M. C… soutient que :
-
l’arrêté est entaché d’incompétence ;
-
il n’est pas suffisamment motivé et est entaché d’un défaut d’examen de sa situation ;
En ce qui concerne l’obligation de quitter le territoire français :
-
elle méconnaît les stipulations de l’article 8 de la convention européenne de sauvegarde des droits de l’homme et des libertés fondamentales ;
-
elle méconnaît les stipulations de l’article 3 de la convention internationale relative aux droits de l’enfant ;
-
elle méconnaît l’article 24 de la charte des droits fondamentaux de l’Union européenne et l’article 5 de la directive 2008/115/CE ;
-
elle est entachée d’une erreur de droit au regard des dispositions de l’accord franco-algérien ;
-
elle est entachée d’une erreur manifeste d’appréciation ;
En ce qui concerne la décision refusant un délai de départ volontaire :
-
par voie d’exception, elle est illégale dès lors qu’elle est fondée sur l’obligation de quitter le territoire français qui est entachée d’illégalité ;
-
elle méconnaît l’article L. 612-2 du code de l’entrée et du séjour des étrangers et du droit d’asile ;
-
elle est entachée d’une erreur manifeste d’appréciation ;
En ce qui concerne la décision fixant le pays de renvoi :
-
par voie d’exception, elle est illégale dès lors qu’elle est fondée sur l’obligation de quitter le territoire français qui est entachée d’illégalité ;
-
elle méconnaît les stipulations de l’article 3 de la convention européenne de sauvegarde des droits de l’homme et des libertés fondamentales ;
En ce qui concerne l’interdiction de retour sur le territoire français :
-
par voie d’exception, elle est illégale dès lors qu’elle est fondée sur l’obligation de quitter le territoire français qui est entachée d’illégalité ;
-
elle est entachée d’une erreur manifeste d’appréciation de sa situation personnelle.

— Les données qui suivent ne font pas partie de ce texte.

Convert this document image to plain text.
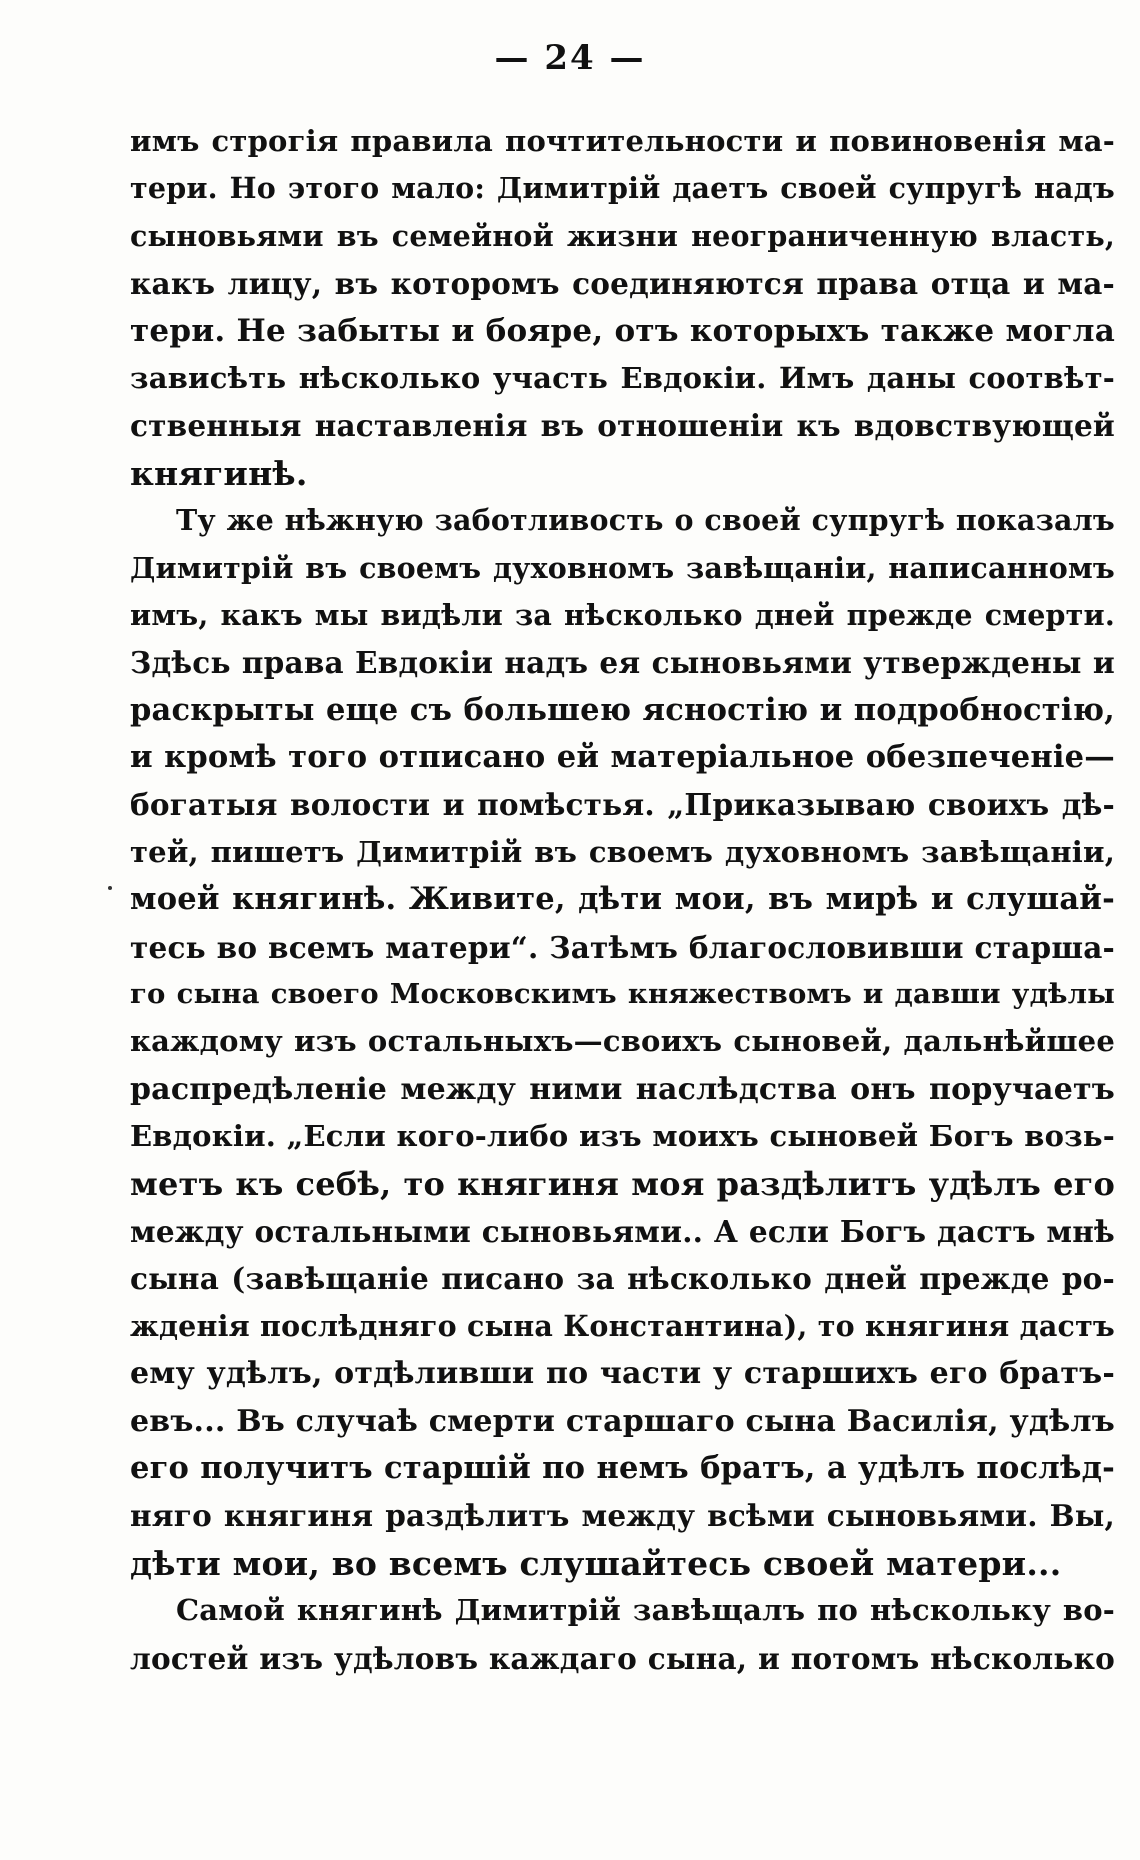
— 24 —
имъ строгія правила почтительности и повиновенія ма-
тери. Но этого мало: Димитрій даетъ своей супругѣ надъ
сыновьями въ семейной жизни неограниченную власть,
какъ лицу, въ которомъ соединяются права отца и ма-
тери. Не забыты и бояре, отъ которыхъ также могла
зависѣть нѣсколько участь Евдокіи. Имъ даны соотвѣт-
ственныя наставленія въ отношеніи къ вдовствующей
княгинѣ.
Ту же нѣжную заботливость о своей супругѣ показалъ
Димитрій въ своемъ духовномъ завѣщаніи, написанномъ
имъ, какъ мы видѣли за нѣсколько дней прежде смерти.
Здѣсь права Евдокіи надъ ея сыновьями утверждены и
раскрыты еще съ большею ясностію и подробностію,
и кромѣ того отписано ей матеріальное обезпеченіе—
богатыя волости и помѣстья. „Приказываю своихъ дѣ-
тей, пишетъ Димитрій въ своемъ духовномъ завѣщаніи,
моей княгинѣ. Живите, дѣти мои, въ мирѣ и слушай-
тесь во всемъ матери“. Затѣмъ благословивши старша-
го сына своего Московскимъ княжествомъ и давши удѣлы
каждому изъ остальныхъ—своихъ сыновей, дальнѣйшее
распредѣленіе между ними наслѣдства онъ поручаетъ
Евдокіи. „Если кого-либо изъ моихъ сыновей Богъ возь-
метъ къ себѣ, то княгиня моя раздѣлитъ удѣлъ его
между остальными сыновьями.. А если Богъ дастъ мнѣ
сына (завѣщаніе писано за нѣсколько дней прежде ро-
жденія послѣдняго сына Константина), то княгиня дастъ
ему удѣлъ, отдѣливши по части у старшихъ его братъ-
евъ... Въ случаѣ смерти старшаго сына Василія, удѣлъ
его получитъ старшій по немъ братъ, а удѣлъ послѣд-
няго княгиня раздѣлитъ между всѣми сыновьями. Вы,
дѣти мои, во всемъ слушайтесь своей матери...
Самой княгинѣ Димитрій завѣщалъ по нѣскольку во-
лостей изъ удѣловъ каждаго сына, и потомъ нѣсколько
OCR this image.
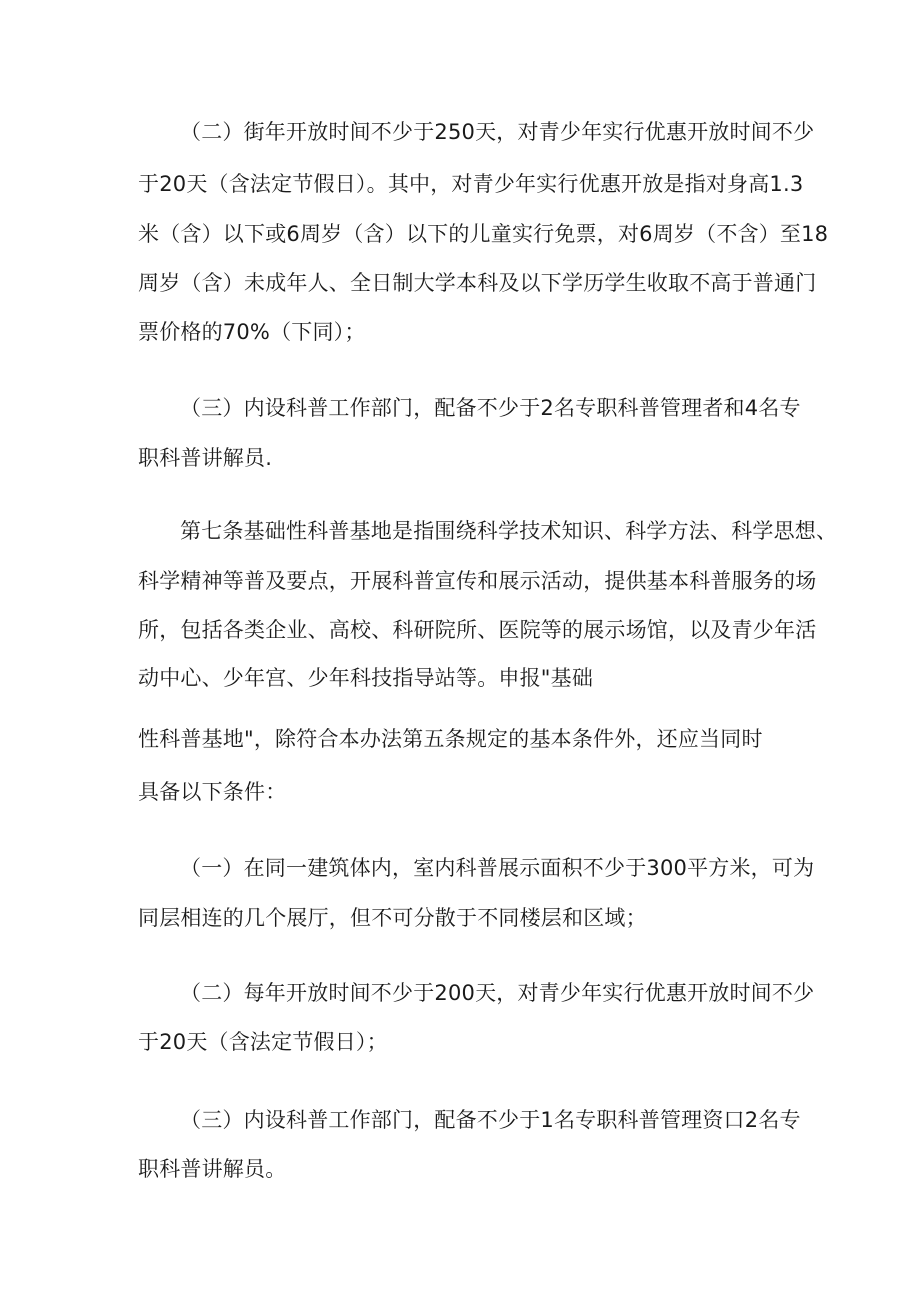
（二）街年开放时间不少于250天，对青少年实行优惠开放时间不少
于20天（含法定节假日）。其中，对青少年实行优惠开放是指对身高1.3
米（含）以下或6周岁（含）以下的儿童实行免票，对6周岁（不含）至18
周岁（含）未成年人、全日制大学本科及以下学历学生收取不高于普通门
票价格的70%（下同）；
（三）内设科普工作部门，配备不少于2名专职科普管理者和4名专
职科普讲解员.
第七条基础性科普基地是指围绕科学技术知识、科学方法、科学思想、
科学精神等普及要点，开展科普宣传和展示活动，提供基本科普服务的场
所，包括各类企业、高校、科研院所、医院等的展示场馆，以及青少年活
动中心、少年宫、少年科技指导站等。申报"基础
性科普基地"，除符合本办法第五条规定的基本条件外，还应当同时
具备以下条件：
（一）在同一建筑体内，室内科普展示面积不少于300平方米，可为
同层相连的几个展厅，但不可分散于不同楼层和区域；
（二）每年开放时间不少于200天，对青少年实行优惠开放时间不少
于20天（含法定节假日）；
（三）内设科普工作部门，配备不少于1名专职科普管理资口2名专
职科普讲解员。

Le préfet de police a produit des pièces le 17 juillet 2025.
Vu les autres pièces du dossier.
Vu :
-
la convention européenne de sauvegarde des droits de l’homme et des libertés fondamentales ;
-
la convention internationale relative aux droits de l’enfant ;
-
l’accord franco-algérien du 27 décembre 1968 ;
-
le code de l’entrée et du séjour des étrangers et du droit d’asile ;
-
le code de justice administrative.
Le président du tribunal a désigné Mme Dousset en application des articles L. 922.2 et R. 922-17 du code de l’entrée et du séjour des étrangers et du droit d’asile.
Les parties ont été régulièrement averties du jour de l’audience.
Ont été entendus au cours de l’audience publique :
-
le rapport de Mme Dousset,
-
les observations de Me Khaled Tamini, avocate commise d’office, représentant M. C…, assisté de M. B…, interprète en langue arabe,
-
et de Me Blondel, représentant le préfet de police.
Considérant ce qui suit :
Par deux arrêtés notifiés le 3 juillet 2025, le préfet de police a obligé M. C…, ressortissant algérien né le 8 février 1965 à Annaba, à quitter le territoire français sans délai, a fixé le pays de renvoi et l’a interdit de retour pendant une durée de 24 mois. M. C… demande l’annulation de cet arrêté.
Sur le moyen commun à l’ensemble des décisions attaquées :
Par un arrêté n° 2025-00832 du 26 juin 2025, régulièrement publié le même jour au recueil des actes administratifs spécial, le préfet de police a donné délégation à M. A… D…, attaché d’administration de l’Etat, pour signer tous les actes dans la limite de ses attributions, au nombre desquelles figurent les décisions attaquées. Dès lors, le moyen tiré du défaut de compétence du signataire de l’arrêté attaqué doit être écarté comme manquant en fait.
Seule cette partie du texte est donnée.